Rose came to his rescue. “Eleven years ago,” his partner began, “Laura was grabbed as she was about to enter the house she and some friends were renting. Whoever got her must have been lying in wait for her because they killed one of her roommates and then got Laura just as she was opening her front door. She was reported missing promptly, when another roommate came home to find twenty-year-old Matilda Warren dead and Laura’s bag on the floor by the door, signs of a struggle, including some blood and hair, which turned out to be from Laura, and no signs of Laura anywhere.”
“Were there any leads or suspects at the time?” Belinda interrupted to ask.
“No. None. No one knew who had taken Laura. She was found four days later by chance by some hikers in the woods about three hours from where she lived. The three hikers who stumbled upon her said she was in pretty bad shape. Her body was covered in bruises from being repeatedly kicked, there were burns everywhere, she’d had three fingers broken and two fingernails ripped out. She had head injuries, her back was covered in blood from the cuts, she was having difficulties breathing, and she was badly dehydrated. She was dressed only in her underwear, she didn’t have on any shoes and her feet were badly cut and bruised from running through the woods. The hikers said when they found her she was unconscious but she woke up and freaked out when they started administering first aid.”
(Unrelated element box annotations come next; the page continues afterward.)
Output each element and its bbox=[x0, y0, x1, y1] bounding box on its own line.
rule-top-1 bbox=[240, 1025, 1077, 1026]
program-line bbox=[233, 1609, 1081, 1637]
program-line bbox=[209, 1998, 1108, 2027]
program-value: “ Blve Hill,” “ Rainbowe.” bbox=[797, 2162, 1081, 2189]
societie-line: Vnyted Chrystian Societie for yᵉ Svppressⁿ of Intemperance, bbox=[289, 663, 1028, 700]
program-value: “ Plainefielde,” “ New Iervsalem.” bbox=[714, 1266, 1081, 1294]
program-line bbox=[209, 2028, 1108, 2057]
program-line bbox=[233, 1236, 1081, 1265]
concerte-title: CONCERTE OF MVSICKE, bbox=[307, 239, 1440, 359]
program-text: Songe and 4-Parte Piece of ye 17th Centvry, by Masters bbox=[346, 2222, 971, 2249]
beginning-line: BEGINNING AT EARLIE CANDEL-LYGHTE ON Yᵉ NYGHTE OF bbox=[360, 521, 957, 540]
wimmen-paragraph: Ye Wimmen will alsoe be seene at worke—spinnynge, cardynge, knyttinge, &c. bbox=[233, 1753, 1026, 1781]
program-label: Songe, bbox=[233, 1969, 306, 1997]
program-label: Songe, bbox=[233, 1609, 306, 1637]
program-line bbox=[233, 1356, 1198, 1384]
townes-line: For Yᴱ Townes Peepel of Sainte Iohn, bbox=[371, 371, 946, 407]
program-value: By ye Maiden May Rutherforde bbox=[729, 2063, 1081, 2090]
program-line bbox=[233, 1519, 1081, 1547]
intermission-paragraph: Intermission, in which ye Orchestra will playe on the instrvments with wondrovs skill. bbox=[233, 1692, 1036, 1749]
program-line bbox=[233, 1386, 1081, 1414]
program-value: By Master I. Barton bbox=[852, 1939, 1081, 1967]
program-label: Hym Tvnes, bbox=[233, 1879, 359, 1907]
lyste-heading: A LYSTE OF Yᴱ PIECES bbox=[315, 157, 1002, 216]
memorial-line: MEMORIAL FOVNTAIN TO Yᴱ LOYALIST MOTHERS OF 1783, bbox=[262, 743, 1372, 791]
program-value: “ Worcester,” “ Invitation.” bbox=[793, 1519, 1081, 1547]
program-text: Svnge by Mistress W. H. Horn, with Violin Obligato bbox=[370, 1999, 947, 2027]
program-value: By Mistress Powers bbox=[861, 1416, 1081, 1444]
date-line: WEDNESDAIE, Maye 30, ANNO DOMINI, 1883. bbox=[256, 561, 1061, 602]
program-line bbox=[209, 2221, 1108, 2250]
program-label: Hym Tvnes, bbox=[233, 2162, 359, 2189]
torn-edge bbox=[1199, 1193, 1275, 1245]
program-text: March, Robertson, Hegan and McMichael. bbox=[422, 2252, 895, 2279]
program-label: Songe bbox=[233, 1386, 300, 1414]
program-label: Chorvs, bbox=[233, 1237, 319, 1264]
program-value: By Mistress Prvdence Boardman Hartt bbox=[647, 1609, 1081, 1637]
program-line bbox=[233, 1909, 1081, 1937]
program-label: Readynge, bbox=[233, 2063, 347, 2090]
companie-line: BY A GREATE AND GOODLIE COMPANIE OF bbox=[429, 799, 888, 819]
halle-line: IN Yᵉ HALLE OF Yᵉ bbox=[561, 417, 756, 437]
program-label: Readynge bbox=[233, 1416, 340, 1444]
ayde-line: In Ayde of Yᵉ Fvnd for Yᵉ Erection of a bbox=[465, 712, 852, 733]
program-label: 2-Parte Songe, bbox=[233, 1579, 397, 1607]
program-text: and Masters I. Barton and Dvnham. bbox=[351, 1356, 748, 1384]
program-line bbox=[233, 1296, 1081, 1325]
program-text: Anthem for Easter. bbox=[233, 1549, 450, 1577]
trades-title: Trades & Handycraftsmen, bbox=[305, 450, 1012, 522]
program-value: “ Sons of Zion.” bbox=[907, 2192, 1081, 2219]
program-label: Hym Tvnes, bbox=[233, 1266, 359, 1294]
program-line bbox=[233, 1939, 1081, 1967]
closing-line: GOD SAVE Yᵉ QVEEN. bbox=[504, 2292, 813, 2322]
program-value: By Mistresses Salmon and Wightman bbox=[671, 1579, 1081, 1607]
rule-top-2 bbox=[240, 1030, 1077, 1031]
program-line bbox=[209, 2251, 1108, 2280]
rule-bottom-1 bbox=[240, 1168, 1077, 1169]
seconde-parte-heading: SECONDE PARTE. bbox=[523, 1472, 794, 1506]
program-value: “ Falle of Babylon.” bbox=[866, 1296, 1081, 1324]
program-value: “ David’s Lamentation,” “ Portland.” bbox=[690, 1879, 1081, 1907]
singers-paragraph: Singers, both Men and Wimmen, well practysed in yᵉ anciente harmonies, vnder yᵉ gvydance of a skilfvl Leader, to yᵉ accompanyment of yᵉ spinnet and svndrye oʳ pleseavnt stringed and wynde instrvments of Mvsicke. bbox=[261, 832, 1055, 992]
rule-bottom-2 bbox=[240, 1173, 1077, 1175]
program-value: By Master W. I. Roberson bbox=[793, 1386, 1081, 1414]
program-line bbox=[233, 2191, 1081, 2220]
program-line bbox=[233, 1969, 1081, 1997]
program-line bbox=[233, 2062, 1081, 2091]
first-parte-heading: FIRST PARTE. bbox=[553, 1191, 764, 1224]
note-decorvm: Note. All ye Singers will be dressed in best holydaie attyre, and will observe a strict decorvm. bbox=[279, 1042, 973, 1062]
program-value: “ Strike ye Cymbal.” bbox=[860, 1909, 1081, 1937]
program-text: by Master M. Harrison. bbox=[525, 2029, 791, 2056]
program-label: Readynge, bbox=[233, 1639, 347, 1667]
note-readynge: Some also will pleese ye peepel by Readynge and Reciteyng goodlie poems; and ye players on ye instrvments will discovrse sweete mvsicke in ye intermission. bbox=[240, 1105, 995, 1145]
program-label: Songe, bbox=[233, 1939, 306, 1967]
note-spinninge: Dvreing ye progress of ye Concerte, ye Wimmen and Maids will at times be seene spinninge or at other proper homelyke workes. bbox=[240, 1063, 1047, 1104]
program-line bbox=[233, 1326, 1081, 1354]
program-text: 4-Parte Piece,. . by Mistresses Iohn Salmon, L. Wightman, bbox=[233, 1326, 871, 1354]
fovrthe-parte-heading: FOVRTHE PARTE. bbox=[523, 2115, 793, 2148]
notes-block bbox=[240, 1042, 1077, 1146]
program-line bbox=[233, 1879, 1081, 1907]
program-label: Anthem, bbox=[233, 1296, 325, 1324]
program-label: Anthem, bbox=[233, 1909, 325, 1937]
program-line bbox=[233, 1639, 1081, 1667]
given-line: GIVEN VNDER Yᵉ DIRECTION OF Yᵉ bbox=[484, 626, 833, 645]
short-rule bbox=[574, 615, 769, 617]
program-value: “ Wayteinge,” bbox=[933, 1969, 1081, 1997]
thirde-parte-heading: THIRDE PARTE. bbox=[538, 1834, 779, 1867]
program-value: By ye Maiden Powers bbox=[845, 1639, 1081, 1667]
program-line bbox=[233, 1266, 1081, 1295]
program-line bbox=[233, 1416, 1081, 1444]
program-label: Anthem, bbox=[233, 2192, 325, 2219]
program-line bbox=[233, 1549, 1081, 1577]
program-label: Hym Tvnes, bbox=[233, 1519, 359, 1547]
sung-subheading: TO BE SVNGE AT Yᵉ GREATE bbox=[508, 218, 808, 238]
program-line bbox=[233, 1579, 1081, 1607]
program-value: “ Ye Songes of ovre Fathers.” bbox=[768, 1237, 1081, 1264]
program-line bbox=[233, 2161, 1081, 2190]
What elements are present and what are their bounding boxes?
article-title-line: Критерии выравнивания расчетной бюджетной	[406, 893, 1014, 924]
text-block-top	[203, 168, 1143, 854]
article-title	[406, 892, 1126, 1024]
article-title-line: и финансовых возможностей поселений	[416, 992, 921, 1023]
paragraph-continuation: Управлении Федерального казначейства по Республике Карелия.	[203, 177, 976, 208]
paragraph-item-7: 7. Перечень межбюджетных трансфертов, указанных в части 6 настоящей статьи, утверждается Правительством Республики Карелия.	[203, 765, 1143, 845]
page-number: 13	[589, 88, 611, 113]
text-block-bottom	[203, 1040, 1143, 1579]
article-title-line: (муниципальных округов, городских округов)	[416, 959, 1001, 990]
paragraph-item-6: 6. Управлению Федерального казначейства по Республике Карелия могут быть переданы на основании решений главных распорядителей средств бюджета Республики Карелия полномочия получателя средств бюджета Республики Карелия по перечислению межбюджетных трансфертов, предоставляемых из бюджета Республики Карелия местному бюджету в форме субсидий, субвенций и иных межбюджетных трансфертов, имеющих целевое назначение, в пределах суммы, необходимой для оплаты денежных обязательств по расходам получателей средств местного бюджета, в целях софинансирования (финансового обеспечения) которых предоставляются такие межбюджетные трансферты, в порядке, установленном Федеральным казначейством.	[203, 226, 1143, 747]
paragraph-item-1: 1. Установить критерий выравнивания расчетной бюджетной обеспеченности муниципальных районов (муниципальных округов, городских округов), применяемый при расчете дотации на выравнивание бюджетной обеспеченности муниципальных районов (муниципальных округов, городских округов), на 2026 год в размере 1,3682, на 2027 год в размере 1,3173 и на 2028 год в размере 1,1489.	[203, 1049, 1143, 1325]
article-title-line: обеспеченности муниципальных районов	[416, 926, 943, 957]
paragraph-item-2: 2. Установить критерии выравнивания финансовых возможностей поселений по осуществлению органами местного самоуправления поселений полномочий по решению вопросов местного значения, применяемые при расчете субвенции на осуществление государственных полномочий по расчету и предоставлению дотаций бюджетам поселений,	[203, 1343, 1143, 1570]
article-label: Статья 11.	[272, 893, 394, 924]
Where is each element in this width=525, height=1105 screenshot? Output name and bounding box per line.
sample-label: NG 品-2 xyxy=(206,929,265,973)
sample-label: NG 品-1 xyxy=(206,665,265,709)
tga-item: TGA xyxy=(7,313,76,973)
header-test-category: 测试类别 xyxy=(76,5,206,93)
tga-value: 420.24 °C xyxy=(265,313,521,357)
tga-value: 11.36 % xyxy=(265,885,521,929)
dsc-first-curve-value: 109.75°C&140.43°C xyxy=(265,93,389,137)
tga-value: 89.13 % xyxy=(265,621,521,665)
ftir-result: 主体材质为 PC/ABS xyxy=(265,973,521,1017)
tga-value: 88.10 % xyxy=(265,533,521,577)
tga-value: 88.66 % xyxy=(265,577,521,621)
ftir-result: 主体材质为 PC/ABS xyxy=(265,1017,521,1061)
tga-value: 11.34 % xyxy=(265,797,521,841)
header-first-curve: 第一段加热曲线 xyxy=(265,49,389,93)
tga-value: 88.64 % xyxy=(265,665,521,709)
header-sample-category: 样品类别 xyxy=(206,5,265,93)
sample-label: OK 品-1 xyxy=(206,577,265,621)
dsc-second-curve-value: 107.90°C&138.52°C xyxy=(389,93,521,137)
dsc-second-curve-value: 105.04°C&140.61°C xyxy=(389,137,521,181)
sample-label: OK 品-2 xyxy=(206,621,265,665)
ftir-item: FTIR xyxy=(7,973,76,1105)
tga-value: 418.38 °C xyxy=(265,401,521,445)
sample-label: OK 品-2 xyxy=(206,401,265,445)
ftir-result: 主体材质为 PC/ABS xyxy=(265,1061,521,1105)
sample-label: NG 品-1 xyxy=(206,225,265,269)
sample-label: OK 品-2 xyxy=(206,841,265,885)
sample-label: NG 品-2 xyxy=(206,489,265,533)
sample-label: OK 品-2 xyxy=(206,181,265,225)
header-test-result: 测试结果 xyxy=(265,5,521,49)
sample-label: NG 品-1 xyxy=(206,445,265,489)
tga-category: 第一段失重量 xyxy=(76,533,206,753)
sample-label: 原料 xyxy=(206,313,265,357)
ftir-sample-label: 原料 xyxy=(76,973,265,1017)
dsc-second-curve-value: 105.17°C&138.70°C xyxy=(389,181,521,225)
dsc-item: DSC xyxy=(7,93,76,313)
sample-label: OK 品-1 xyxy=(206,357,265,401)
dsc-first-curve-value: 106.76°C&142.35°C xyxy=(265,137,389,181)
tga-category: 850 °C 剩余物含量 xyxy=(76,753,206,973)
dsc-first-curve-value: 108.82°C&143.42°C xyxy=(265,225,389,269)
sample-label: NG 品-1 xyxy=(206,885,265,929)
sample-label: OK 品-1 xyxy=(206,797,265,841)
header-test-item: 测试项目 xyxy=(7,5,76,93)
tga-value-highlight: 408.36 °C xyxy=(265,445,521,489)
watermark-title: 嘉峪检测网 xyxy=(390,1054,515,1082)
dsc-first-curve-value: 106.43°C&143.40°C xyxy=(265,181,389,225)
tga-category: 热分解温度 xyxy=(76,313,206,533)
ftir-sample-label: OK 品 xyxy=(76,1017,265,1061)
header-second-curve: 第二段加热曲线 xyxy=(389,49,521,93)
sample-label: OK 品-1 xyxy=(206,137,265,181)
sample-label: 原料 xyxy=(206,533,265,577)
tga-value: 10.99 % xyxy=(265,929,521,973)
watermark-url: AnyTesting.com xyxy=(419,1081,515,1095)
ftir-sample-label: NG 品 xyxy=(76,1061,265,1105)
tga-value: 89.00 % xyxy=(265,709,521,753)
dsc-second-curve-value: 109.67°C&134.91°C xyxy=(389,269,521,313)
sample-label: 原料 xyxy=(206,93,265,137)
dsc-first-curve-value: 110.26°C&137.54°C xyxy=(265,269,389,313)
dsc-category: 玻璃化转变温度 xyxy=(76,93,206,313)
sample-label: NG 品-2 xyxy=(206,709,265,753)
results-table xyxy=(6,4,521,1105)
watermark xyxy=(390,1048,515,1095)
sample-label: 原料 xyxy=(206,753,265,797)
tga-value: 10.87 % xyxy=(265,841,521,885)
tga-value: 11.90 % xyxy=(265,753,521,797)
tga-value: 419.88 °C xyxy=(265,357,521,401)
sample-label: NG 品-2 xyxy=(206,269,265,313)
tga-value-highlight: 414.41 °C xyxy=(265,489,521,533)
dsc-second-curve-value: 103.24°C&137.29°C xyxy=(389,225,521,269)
Which was no wonder, given the trauma she had just endured. Jack realized he had been clutching his hands into fists so tightly that his nails, short though they were, had begun to cut into his palms. Deliberately, he opened his hands and rested them on the table.
“Hikers called for help, Laura was rushed to the hospital, where she was treated for dehydration, exhaustion, shock, broken bones, a bruised larynx, pulmonary edema, and infections that had developed in several of her wounds.”